8.3では更新可能カーソルが使えるようになった。従来、PostgreSQLのカーソルは「更新不可能」だったのである。
次の例を見ていただきたい。
BEGIN;
DECLARE c CURSOR FOR SELECT * FROM T1;
FETCH 2 FROM c;
i | j
---+-----
1 | foo
2 | bar
(2 rows)
この状態で1行削除する。
DELETE FROM t1 WHERE i = 1;
しかし、カーソルを使って確認すると、削除されていないように見える。これがPostgreSQLのカーソルが「更新不可能」と言われる理由である。
MOVE BACKWARD ALL IN c;
FETCH ALL FROM c;
i | j
---+-----
1 | foo
2 | bar
(2 rows)
もちろん、実際には削除されており、SELECT文で確認できる。
SELECT * FROM t1;
i | j
---+-----
1 | foo
(1 row)
これに対して8.3では、FOR UPDATEをカーソル宣言に付与することにより、カーソルを更新可能にできる。
BEGIN;
DECLARE c CURSOR FOR SELECT * FROM T1 FOR UPDATE;
FETCH 2 FROM c;
i | j
---+-----
1 | foo
2 | bar
(2 rows)
ここで1行削除してみる。ちなみに、「WHERE CURRENT OF」は8.3で導入された構文で、カーソルが指す現在行を指定する。

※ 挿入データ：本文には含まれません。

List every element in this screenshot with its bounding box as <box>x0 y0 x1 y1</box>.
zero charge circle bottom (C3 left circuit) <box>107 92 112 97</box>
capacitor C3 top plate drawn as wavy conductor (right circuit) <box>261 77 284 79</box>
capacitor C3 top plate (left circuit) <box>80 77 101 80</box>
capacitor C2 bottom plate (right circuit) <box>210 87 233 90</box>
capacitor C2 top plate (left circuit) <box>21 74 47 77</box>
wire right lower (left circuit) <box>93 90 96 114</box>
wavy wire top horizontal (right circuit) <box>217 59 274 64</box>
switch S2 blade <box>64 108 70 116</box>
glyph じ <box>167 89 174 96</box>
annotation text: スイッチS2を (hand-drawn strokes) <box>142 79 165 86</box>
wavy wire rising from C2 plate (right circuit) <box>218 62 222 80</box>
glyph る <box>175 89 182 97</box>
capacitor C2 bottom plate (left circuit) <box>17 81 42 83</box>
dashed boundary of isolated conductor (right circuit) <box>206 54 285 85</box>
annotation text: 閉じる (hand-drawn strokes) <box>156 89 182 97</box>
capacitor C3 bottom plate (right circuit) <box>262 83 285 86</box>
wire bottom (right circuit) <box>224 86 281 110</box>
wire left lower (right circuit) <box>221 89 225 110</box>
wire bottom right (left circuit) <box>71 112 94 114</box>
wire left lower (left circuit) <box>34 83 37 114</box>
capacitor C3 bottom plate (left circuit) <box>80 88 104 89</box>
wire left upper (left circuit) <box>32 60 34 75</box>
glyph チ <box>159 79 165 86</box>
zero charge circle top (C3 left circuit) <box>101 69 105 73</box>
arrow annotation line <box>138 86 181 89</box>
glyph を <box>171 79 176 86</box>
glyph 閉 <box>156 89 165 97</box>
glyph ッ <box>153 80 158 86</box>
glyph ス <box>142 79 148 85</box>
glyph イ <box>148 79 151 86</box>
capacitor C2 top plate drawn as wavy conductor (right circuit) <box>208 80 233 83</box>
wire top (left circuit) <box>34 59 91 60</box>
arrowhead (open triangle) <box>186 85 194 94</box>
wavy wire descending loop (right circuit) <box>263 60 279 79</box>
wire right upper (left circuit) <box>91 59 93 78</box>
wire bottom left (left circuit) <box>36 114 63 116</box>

DELETE FROM t1 WHERE CURRENT OF c;
カーソルからも削除されていることが確認できる。
MOVE BACKWARD ALL IN c;
FETCH ALL FROM c;
i | j
---+-----
1 | foo
(1 rows)
更新可能カーソルが使えるようになったことにより、カーソルの扱いに関しては商用DBからの移行が格段に楽になったと言える。